Pierre, dans des chaussures faites par Karataïev avec le cuir d’une caisse de thé qu’un Français avait apporté pour un ressemelage, Pierre, ceint d’une corde, s’approcha du malade et s’assit devant lui, sur le bout des pieds.

— Hein, Sokolov, ils ne partent pas tout à fait ! Ils ont ici un hôpital. Tu seras peut-être encore mieux que nous, dit-il.

— Oh Dieu ! Oh ! la mort ! Oh Dieu ! gémissait encore plus fort le soldat.

— Mais je le demanderai encore, dit Pierre. Il se leva et se dirigea vers la porte de la baraque. Pendant ce temps, du dehors s’approchait, avec deux soldats, le caporal qui la veille offrait à Pierre une pipe. Le caporal et les soldats étaient en tenue de campagne avec gibernes et casques, ce qui changeait leurs physionomies bien connues de Pierre.

Le caporal venait à la porte sur l’ordre du chef, afin de la fermer.
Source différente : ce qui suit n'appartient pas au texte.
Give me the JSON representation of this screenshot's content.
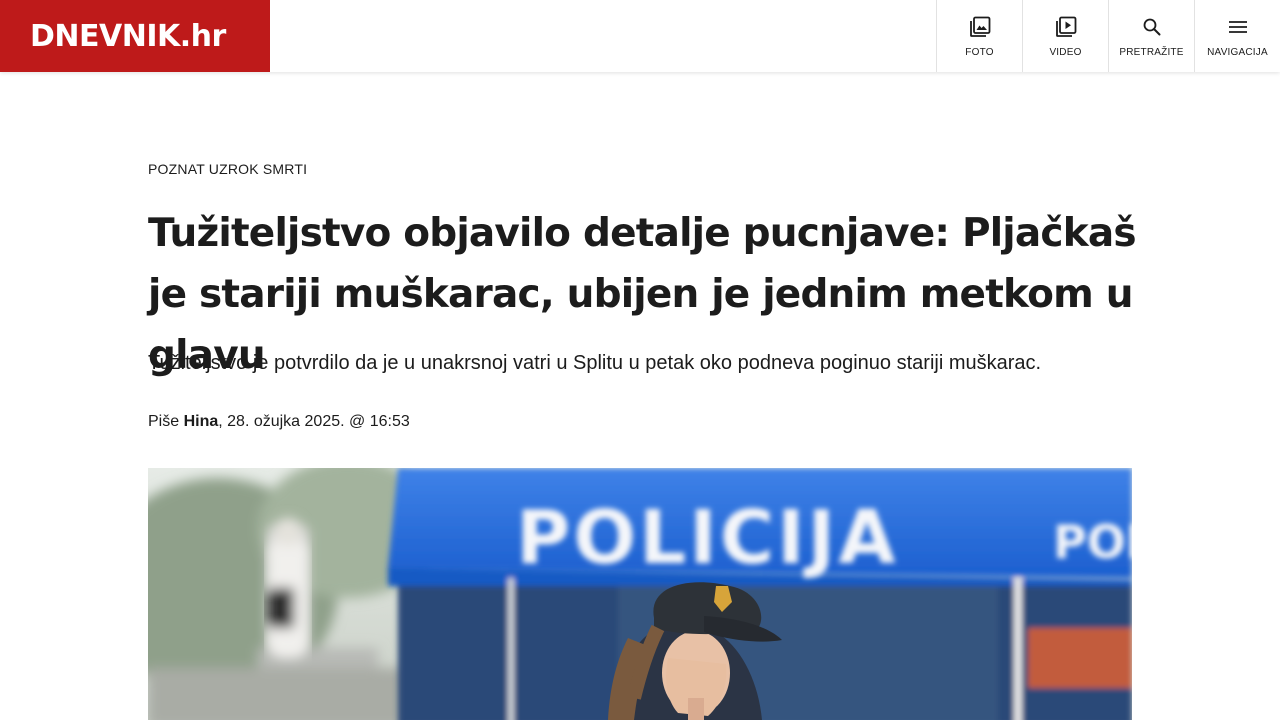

Avant la sortie, il fallait compter les prisonniers.

Caporal, que fera-t-on du malade ? commença Pierre ; mais au même moment, il se demandait si c’était le caporal qu’il connaissait ou un inconnu, tellement le caporal était changé. En outre, pendant que Pierre prononçait ces paroles, des deux côtés résonna tout à coup le bruit des tambours. Le caporal fit la grimace aux paroles de Pierre, il proféra une injure grossière et fit claquer la porte. La baraque se trouva dans une demi-obscurité. Des deux côtés les tambours résonnaient, étouffant les gémissements du malade.

— Ah ! en voilà ! c’est ça, se dit Pierre ; et un frisson parcourut son dos. Dans le visage changé du caporal, dans le son de sa voix, dans le bruit excitant et sourd des tambours, Pierre avait reconnu cette force mystérieuse, impitoyable, qui oblige les hommes, malgré leur volonté, à tuer leurs semblables : cette force dont il avait vu l’action pendant le supplice. Il était inutile d’avoir peur, de tâcher d’éviter cette force, d’adresser des supplications aux hommes qui en étaient les instruments. Pierre le savait maintenant. Il fallait attendre, avoir de la patience. Pierre ne revint pas près du malade et ne le regarda pas.

Silencieux, les sourcils froncés, il était près de la porte de la baraque.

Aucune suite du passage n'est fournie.